Problem 3) Concentration
Solution: Tide pools capture amino acids, dehydrate and condense. Freezing also condenses products between crystal grains as does adsorption on metal hydrides. Also the temperature gradients present around freshwater hydrothermal vents provide a concentration mechanism as well as a good place to make fatty acid vesicles. Which leads to the fourth problem:
Problem 4) Cellular replication
Solution: Montmorillonite clay. It catalyzes the formation of fatty acid vesicles. Using fatty acids from meteorites, the vesicles can capture self replicating RNA molecules and give them a safe place to grow. Then they can grow, capture amino acids and fatty acids from the environment, and if they grow in a solution of highly charged molecules the bubble will become a long skinny bubble, and if agitated it will break into two or more bubbles. Replication.
Problem 5) Genome replication
Solution: Fatty vesicle must be permeable, requiring the right mix of fatty acids, glycerol monoesters and
fatty alcohols, to allow raw materials to enter the protocell. Once replication is achieved, thermal cycling can seperate the newly replicated copy, perhaps in a cold pond with a local geothermal feature.

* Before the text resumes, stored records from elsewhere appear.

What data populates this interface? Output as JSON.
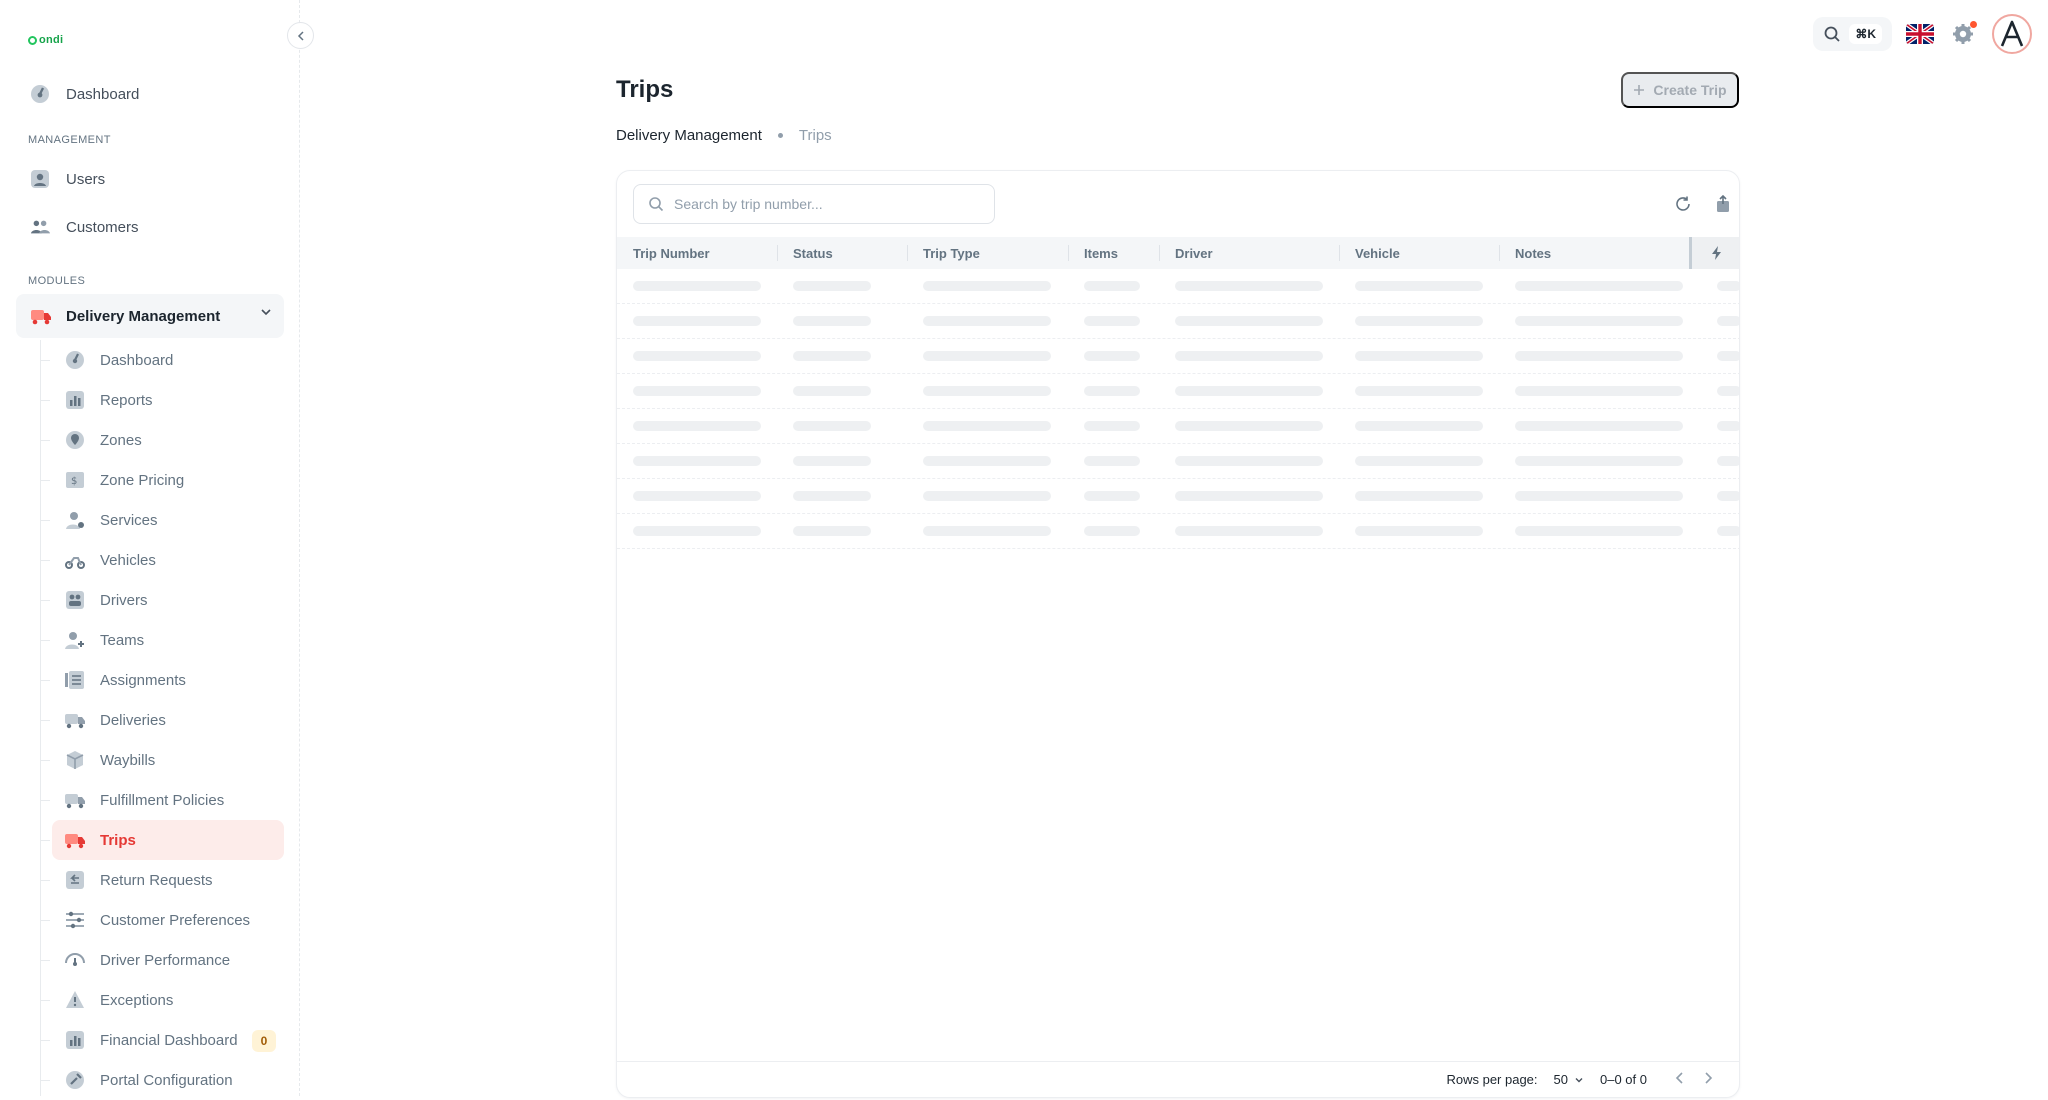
{
  "app": {
    "logo_text": "ondi"
  },
  "nav": {
    "dashboard": "Dashboard",
    "management_label": "MANAGEMENT",
    "users": "Users",
    "customers": "Customers",
    "modules_label": "MODULES",
    "module_head": "Delivery Management",
    "sub_items": [
      {
        "label": "Dashboard",
        "icon": "dashboard-icon"
      },
      {
        "label": "Reports",
        "icon": "reports-icon"
      },
      {
        "label": "Zones",
        "icon": "zones-icon"
      },
      {
        "label": "Zone Pricing",
        "icon": "pricing-icon"
      },
      {
        "label": "Services",
        "icon": "services-icon"
      },
      {
        "label": "Vehicles",
        "icon": "vehicles-icon"
      },
      {
        "label": "Drivers",
        "icon": "drivers-icon"
      },
      {
        "label": "Teams",
        "icon": "teams-icon"
      },
      {
        "label": "Assignments",
        "icon": "assignments-icon"
      },
      {
        "label": "Deliveries",
        "icon": "deliveries-icon"
      },
      {
        "label": "Waybills",
        "icon": "waybills-icon"
      },
      {
        "label": "Fulfillment Policies",
        "icon": "policies-icon"
      },
      {
        "label": "Trips",
        "icon": "trips-icon",
        "active": true
      },
      {
        "label": "Return Requests",
        "icon": "returns-icon"
      },
      {
        "label": "Customer Preferences",
        "icon": "preferences-icon"
      },
      {
        "label": "Driver Performance",
        "icon": "performance-icon"
      },
      {
        "label": "Exceptions",
        "icon": "exceptions-icon"
      },
      {
        "label": "Financial Dashboard",
        "icon": "financial-icon",
        "badge": "0"
      },
      {
        "label": "Portal Configuration",
        "icon": "portal-icon"
      }
    ]
  },
  "topbar": {
    "shortcut": "⌘K"
  },
  "page": {
    "title": "Trips",
    "create_label": "Create Trip",
    "breadcrumb": [
      "Delivery Management",
      "Trips"
    ]
  },
  "table": {
    "search_placeholder": "Search by trip number...",
    "columns": [
      "Trip Number",
      "Status",
      "Trip Type",
      "Items",
      "Driver",
      "Vehicle",
      "Notes"
    ],
    "skeleton_rows": 8,
    "rows_per_page_label": "Rows per page:",
    "rows_per_page": "50",
    "range": "0–0 of 0"
  },
  "colors": {
    "accent": "#e53935",
    "active_bg": "#fdecea",
    "badge_bg": "#fff3d6"
  }
}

Problem 6) Emergence of complexity
Solution: Darwinian evolution and deep time.
We now have a picture of how life may have developed under prebiotic conditions. One can easily envision a scenario in which the earth was bombarded by meteorites containing amino acids, organic compounds and fatty acids which had passed through the circular polarized light of an interstellar molecular cloud, then cyanamide and glycolaldehyde were mixed in a freshwater tide pool and allowed to sit overnight, glyceraldehyde was then added and allowed to incubate overnight before reacting with cyanoacetylene in another tide pool containing a buffered aqueous solution of pH 6.5, then phosphorylated with urea and ammonium salts under heat, dehydrated and rearranged via intramolecular nucleophilic substitution before being allowed to cool and rehydrate and subsequently bathe in ultraviolet light. Once all the necessary nucleotides were present they were concentrated around freshwater thermal vents covered with montmorillonite clay and metal hydride which was occasionally exposed to the air for dehydration and concentration. Once in sufficient concentrations after a few freezing cycles and subsequent grinding, chunks of montmorillonite clay were scooped into fatty bubbles where they began to polymerize in the relative safety of their protective bubble of fat. Then when the molecules started replicating and the bubbles allowed more raw materials to permeate their fatty membranes, highly charged molecules caused the bubbles to become long and skinny which made them break and form tiny "baby" bubbles which continued to grow as long as they remained in a cold pond with a local geothermal feature nearby. Then Darwinian evolution took over and facilitated the complex machinery which we find in modern cells.
Of course, there are still a few unanswered questions.